Fotos: Sarau Preto
O Sarau Preto surgiu com poesia e se mantém com poesia. É a arte e a cultura que se realizam na periferia, com ênfase na valorização da juventude negra, no fortalecimento de uma identidade social e histórica que, em Ribeirão Preto, tem raízes lá nos anos 70 com o grupo Travessia.
Dentro da sua arte, expressa em poemas, em rimas, na dança, está a consciência política. Conscientizar e mobilizar a juventude para exigir seus direitos, cobrar da sociedade o combate a retrocessos como a redução da maioridade penal e, dos governos, políticas públicas que melhorem a vida das pessoas e sirvam de instrumento de transformação de uma realidade que, hoje, é adversa.
Isso é o Sarau Preto, essa é a galera que faz arte e que tem o que falar, e que o blog O Calçadão foi ouvir, confira.
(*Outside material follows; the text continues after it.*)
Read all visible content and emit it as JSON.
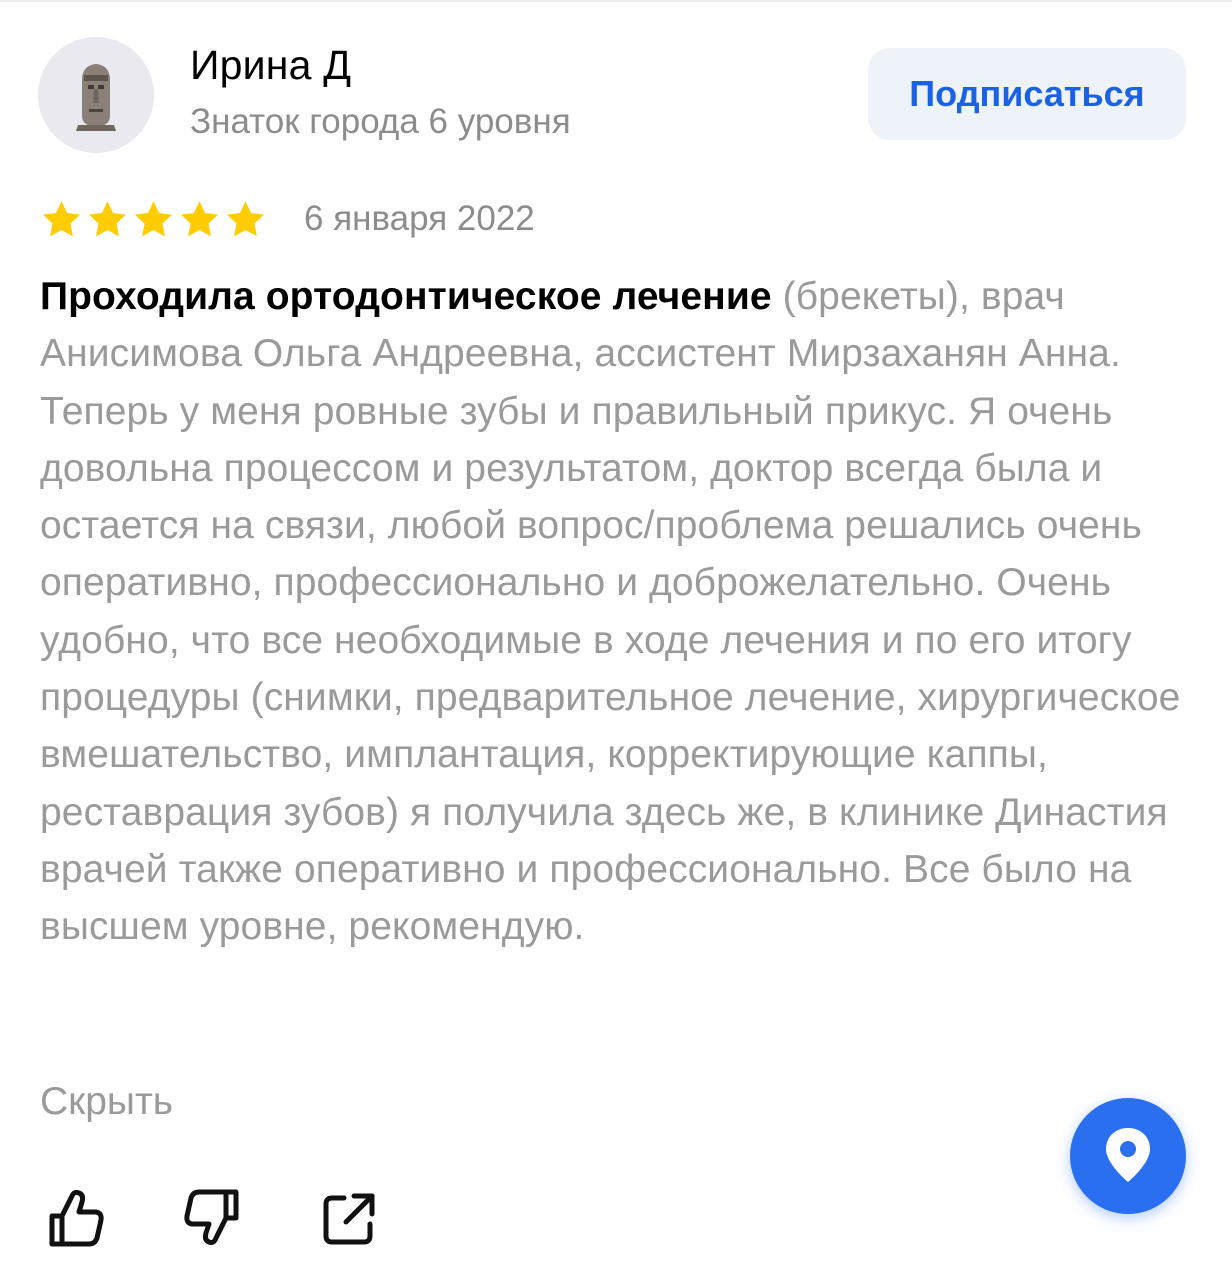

O Calçadão - O que é o Sarau Preto? Quando foi criado? Como ele atua e onde se realizam os encontros?
Sarau Preto - O Sarau preto consiste na reunião de pessoas com o intuito de produzir e promover a cultura periférica, com o eixo central a luta antirracista. Sua primeira edição foi em julho de 2014, após a 14ª Feira Nacional do Livro de Ribeirão Preto. Ele foi idealizado por Daniel Ramos e Anna Silva num salão de ideias no qual estiveram presentes diversas pessoas de SP que organizavam e realizavam saraus. Atualmente, o sarau é organizado por diversas pessoas, além dos idealizadores, destacando Ietundê Monteiro, Marcelo Domingos, Railane Reis e tantos outros que sempre colaboram com o projeto. O Sarau acontece no bairro Quintino Facci II, mais especificamente no Centro Cultural, seus encontros são mensais, todo o primeiro sábado do mês, com duração de 3 a 4 horas.
O Calçadão - É cada vez mais comum nos grandes centros urbanos a galera da periferia se reunir formando coletivos para debater sobre a sua realidade, sobre as formas de atuação política e de dar vazão à sua expressão cultural. É possível se pensar em algo parecido em Ribeirão Preto? Vocês do Sarau Preto tem conhecimento de outro movimento parecido com o de vocês aqui na cidade ou o Sarau Preto é o único?
Sarau Preto - Fazendo um resgate histórico local, a promoção de saraus enquanto expressão cultural negra e trabalho lúdico de combate ao racismo não é de hoje, na década de 70 o grupo travessia, com Pedro Paulo, já organizava roda de poemas em Ribeirão Preto. Temos varias instituições consolidadas nas periferias que vem discutindo a questão da própria periferia, a política, a cultura. Temos muita gente fazendo um trabalho muito bom em Ribeirão, com o que é possível se fazer. Tem várias referências locais, estaduais e nacionais que nos norteiam, podemos citar Carlos Assumpção, Cuti, Carolina de Jesus, Elisa Lucinda, Solano Trindade, Oswaldo de Camargo, Elizandra Souza, Akins Kinte entre outras pessoas.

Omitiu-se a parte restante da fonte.